Kafa salladım. Bu evden çıkmalıydım. Bu evden çıkmalı ve Minho'yu kurtarmalıydım. Şu an tüm bu saçmalıkların bir önemi yoktu. Sadece Minho'yu istiyordum. Bugün ölecekse onu kurtarmam gerekiyordu.

Salona gittim. Üstüme birşey giymeden herhangi bir cama yönelip hiç düşünmeden elime geçen kitabı fırlattım.

Kırıkların tenime batmasını umursamadım. Canım zaten yeterince yanıyorken bu kesikler hiçbirşeydi. Parka doğru koştum. Minho'ya koştum. Gerçek olsa da olmasa da onu kurtarmam gerekiyordu.

Oradaydı işte. Bana gülüyordu. Yolun ortasında. El sallıyordu bana. Kendisine yaklaşan arabaya aldırış etmeden yolun ortasında durmuş bana gülüyordu.

"Minho git oradan!"

Bağırsam da beni duymamazlıktan geliyordu. Herkes bana deliymişim gibi baksa da umursamıyordum.

"Minho!"

Kaldırımdan atlayıp yanına geldiğimde araba korna çalmaya başlamıştı. Tek yapabildiğim ise Minho'ya kollarımı sarabilmekti. Büyük bir gürültü koptu sonra. Kurtardım mı Minho'yu? İyi mi?

Kanlar içindeydim. Kafamı sola doğru çevirdim. O da yerde benim gibi kanlar içindeydi ama gülüyordu.
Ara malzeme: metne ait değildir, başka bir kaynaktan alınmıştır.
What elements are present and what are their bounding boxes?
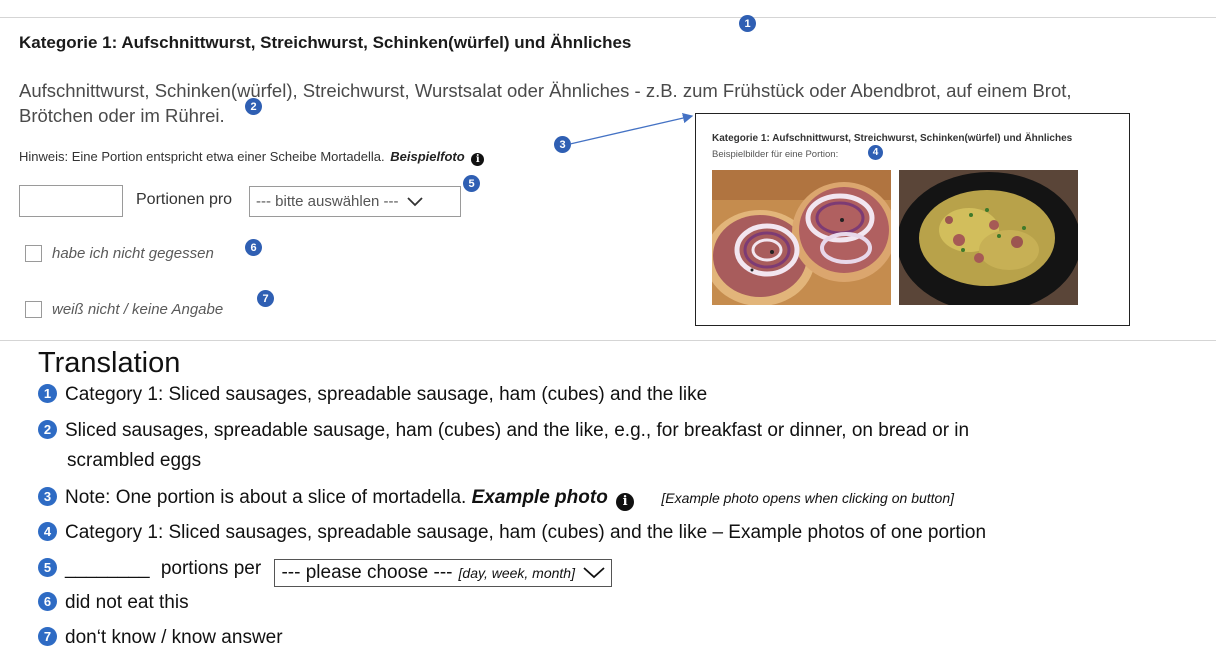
info-icon[interactable]: i — [471, 153, 485, 166]
category-title: Kategorie 1: Aufschnittwurst, Streichwur… — [19, 33, 632, 52]
annotation-badge-7: 7 — [257, 290, 274, 307]
translation-heading: Translation — [38, 347, 181, 379]
translation-line-6: did not eat this — [65, 592, 189, 613]
translation-example-photo: Example photo — [471, 487, 608, 508]
example-photo-popup: Kategorie 1: Aufschnittwurst, Streichwur… — [695, 113, 1130, 326]
dont-know-label: weiß nicht / keine Angabe — [52, 301, 224, 318]
translation-badge-4: 4 — [38, 522, 57, 541]
translation-item-1: 1 Category 1: Sliced sausages, spreadable… — [38, 384, 707, 406]
translation-blank: ________ — [65, 558, 150, 579]
translation-divider — [0, 340, 1216, 341]
translation-portions-per: portions per — [160, 558, 262, 579]
period-select[interactable]: --- bitte auswählen --- — [249, 186, 461, 217]
annotation-arrow — [569, 112, 694, 145]
translation-badge-6: 6 — [38, 592, 57, 611]
not-eaten-checkbox[interactable] — [25, 245, 42, 262]
translation-item-7: 7 don‘t know / know answer — [38, 627, 283, 649]
translation-item-4: 4 Category 1: Sliced sausages, spreadable… — [38, 522, 986, 544]
translation-line-2a: Sliced sausages, spreadable sausage, ham… — [65, 420, 970, 441]
translation-line-1: Category 1: Sliced sausages, spreadable … — [65, 384, 708, 405]
annotation-badge-6: 6 — [245, 239, 262, 256]
period-select-value: --- bitte auswählen --- — [256, 193, 399, 210]
translation-badge-1: 1 — [38, 384, 57, 403]
popup-subtitle: Beispielbilder für eine Portion: — [712, 149, 839, 160]
translation-line-7: don‘t know / know answer — [65, 627, 283, 648]
translation-note: [Example photo opens when clicking on bu… — [661, 490, 955, 506]
translation-select: --- please choose --- [day, week, month] — [274, 559, 612, 587]
translation-item-2: 2 Sliced sausages, spreadable sausage, ha… — [38, 420, 969, 442]
translation-line-3: Note: One portion is about a slice of mo… — [65, 487, 467, 508]
translation-line-2b: scrambled eggs — [67, 450, 202, 471]
dont-know-checkbox[interactable] — [25, 301, 42, 318]
popup-title: Kategorie 1: Aufschnittwurst, Streichwur… — [712, 133, 1073, 144]
chevron-down-icon — [583, 567, 605, 579]
chevron-down-icon — [406, 196, 423, 206]
annotation-badge-1: 1 — [739, 15, 756, 32]
translation-badge-2: 2 — [38, 420, 57, 439]
translation-badge-5: 5 — [38, 558, 57, 577]
not-eaten-label: habe ich nicht gegessen — [52, 245, 214, 262]
translation-info-icon: i — [616, 492, 635, 511]
translation-badge-7: 7 — [38, 627, 57, 646]
translation-item-5: 5 ________ portions per --- please choose… — [38, 558, 612, 587]
annotation-badge-5: 5 — [463, 175, 480, 192]
example-photo-bread-rolls — [712, 170, 891, 305]
portions-label: Portionen pro — [136, 191, 233, 208]
top-divider — [0, 17, 1216, 18]
translation-item-6: 6 did not eat this — [38, 592, 189, 614]
hint-text: Hinweis: Eine Portion entspricht etwa ei… — [19, 149, 385, 164]
annotation-badge-4: 4 — [868, 145, 883, 160]
annotation-badge-2: 2 — [245, 98, 262, 115]
translation-item-3: 3 Note: One portion is about a slice of m… — [38, 487, 954, 511]
translation-select-options: [day, week, month] — [458, 565, 575, 581]
portion-hint: Hinweis: Eine Portion entspricht etwa ei… — [19, 149, 485, 166]
translation-badge-3: 3 — [38, 487, 57, 506]
translation-line-4: Category 1: Sliced sausages, spreadable … — [65, 522, 987, 543]
example-photo-link[interactable]: Beispielfoto — [390, 149, 464, 164]
portions-input[interactable] — [19, 185, 123, 217]
translation-select-value: --- please choose --- — [281, 562, 453, 583]
description-line-1: Aufschnittwurst, Schinken(würfel), Strei… — [19, 80, 1072, 101]
example-photo-scrambled-eggs — [899, 170, 1078, 305]
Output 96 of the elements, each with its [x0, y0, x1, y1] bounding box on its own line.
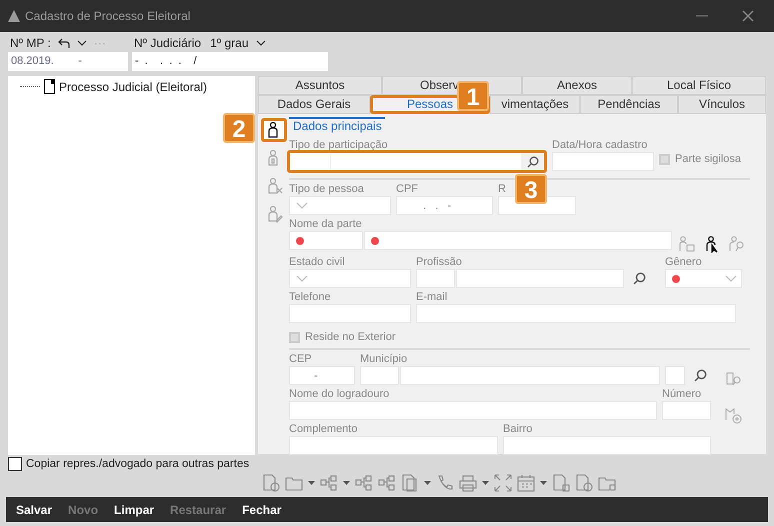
tab[interactable]: Vínculos — [678, 95, 766, 114]
field-label: Data/Hora cadastro — [552, 139, 648, 152]
checkbox-label: Parte sigilosa — [675, 153, 742, 165]
field-label: Complemento — [289, 423, 358, 436]
field-label: Profissão — [416, 256, 462, 269]
documents-icon[interactable] — [401, 474, 419, 492]
cpf-field[interactable]: . . - — [396, 196, 493, 215]
field-label: Nome do logradouro — [289, 388, 390, 401]
participation-type-field[interactable] — [287, 150, 547, 173]
field-label: Nome da parte — [289, 218, 362, 231]
judiciario-label: Nº Judiciário — [134, 36, 202, 50]
email-field[interactable] — [416, 304, 736, 323]
search-icon[interactable] — [694, 369, 707, 382]
calendar-icon[interactable] — [517, 474, 535, 492]
logo-icon — [8, 10, 20, 22]
number-field[interactable] — [662, 401, 711, 420]
checkbox[interactable] — [289, 332, 300, 342]
name-field[interactable] — [364, 231, 672, 250]
street-field[interactable] — [289, 401, 657, 420]
caret-icon[interactable] — [424, 481, 431, 485]
person-card-icon[interactable] — [678, 235, 696, 253]
minimize-icon[interactable] — [696, 15, 708, 17]
tab[interactable]: vimentações — [490, 95, 580, 114]
field-label: Gênero — [665, 256, 702, 269]
hierarchy-icon[interactable] — [320, 474, 338, 492]
checkbox-label: Reside no Exterior — [305, 331, 396, 343]
tab[interactable]: Assuntos — [258, 76, 382, 95]
caret-icon[interactable] — [482, 481, 489, 485]
document-lock-icon[interactable] — [552, 474, 570, 492]
caret-icon[interactable] — [343, 481, 350, 485]
field-label: Município — [360, 353, 408, 366]
footer-button[interactable]: Limpar — [108, 500, 160, 520]
field-label: Telefone — [289, 291, 331, 304]
caret-icon[interactable] — [308, 481, 315, 485]
cep-field[interactable]: - — [289, 366, 355, 385]
map-pin-search-icon[interactable] — [725, 370, 743, 388]
step-number-tooltip: 2 — [223, 113, 255, 143]
field-label: CEP — [289, 353, 312, 366]
field-label: Bairro — [503, 423, 532, 436]
step-number-tooltip: 1 — [457, 81, 489, 111]
tree-item[interactable]: Processo Judicial (Eleitoral) — [59, 80, 208, 94]
tab[interactable]: Anexos — [522, 76, 632, 95]
instance-selector[interactable]: 1º grau — [210, 36, 248, 50]
field-label: Número — [662, 388, 702, 401]
datetime-field[interactable] — [552, 152, 654, 171]
document-plus-icon[interactable] — [262, 474, 280, 492]
search-icon[interactable] — [633, 272, 646, 285]
close-icon[interactable] — [742, 10, 754, 22]
caret-icon[interactable] — [256, 40, 266, 46]
footer-button[interactable]: Fechar — [236, 500, 288, 520]
city-field[interactable] — [400, 366, 660, 385]
caret-icon — [296, 275, 308, 282]
profession-field[interactable] — [456, 269, 624, 288]
window-title: Cadastro de Processo Eleitoral — [25, 9, 190, 23]
caret-icon — [296, 202, 308, 209]
state-field[interactable] — [665, 366, 685, 385]
search-icon[interactable] — [527, 156, 539, 168]
expand-icon[interactable] — [494, 474, 512, 492]
map-add-icon[interactable] — [725, 406, 743, 424]
person-icon[interactable] — [260, 118, 286, 142]
copy-label: Copiar repres./advogado para outras partes — [26, 458, 250, 470]
step-number-tooltip: 3 — [515, 174, 547, 204]
caret-icon — [725, 275, 737, 282]
mp-label: Nº MP : — [10, 36, 51, 50]
tab[interactable]: Dados Gerais — [258, 95, 370, 114]
hierarchy-icon[interactable] — [378, 474, 396, 492]
field-label: Estado civil — [289, 256, 345, 269]
mp-number-field[interactable]: 08.2019. - — [8, 52, 128, 71]
caret-icon[interactable] — [76, 40, 87, 46]
checkbox[interactable] — [659, 154, 670, 164]
subtab[interactable]: Dados principais — [289, 117, 385, 136]
complement-field[interactable] — [289, 436, 498, 455]
tab[interactable]: Pendências — [580, 95, 678, 114]
gender-dropdown[interactable] — [665, 269, 742, 288]
field-label: Tipo de participação — [289, 139, 388, 152]
field-label: CPF — [396, 183, 418, 196]
footer-button[interactable]: Salvar — [10, 500, 58, 520]
judicial-number-field[interactable]: - . . . . / — [132, 52, 328, 71]
hierarchy-icon[interactable] — [355, 474, 373, 492]
name-code-field[interactable] — [289, 231, 363, 250]
copy-checkbox[interactable] — [8, 457, 22, 471]
field-label: Tipo de pessoa — [289, 183, 364, 196]
phone-icon[interactable] — [436, 474, 454, 492]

"Seni seviyorum Jisung-ie."

"Minho..."

Sesim güçsüz çıkmıştı. Gözlerimi açık tutmakta zorlanıyordum. İnsanlar başıma toplanmışlardı. Elimden geldiğince konuşmaya çalıştım.

"Minho'ya da yardım edin."

Kimse Minho'yu umursamıyor, benim başıma dikiliyorlardı.

"Minho'da orada. Ona da yardım edin, lütfen."

Artık gözlerim kapanmış, nefes alamamaya başlamıştım. Minho'ya da yardım etsinler istiyordum. Hiç orada olmamış olan Minho'ya...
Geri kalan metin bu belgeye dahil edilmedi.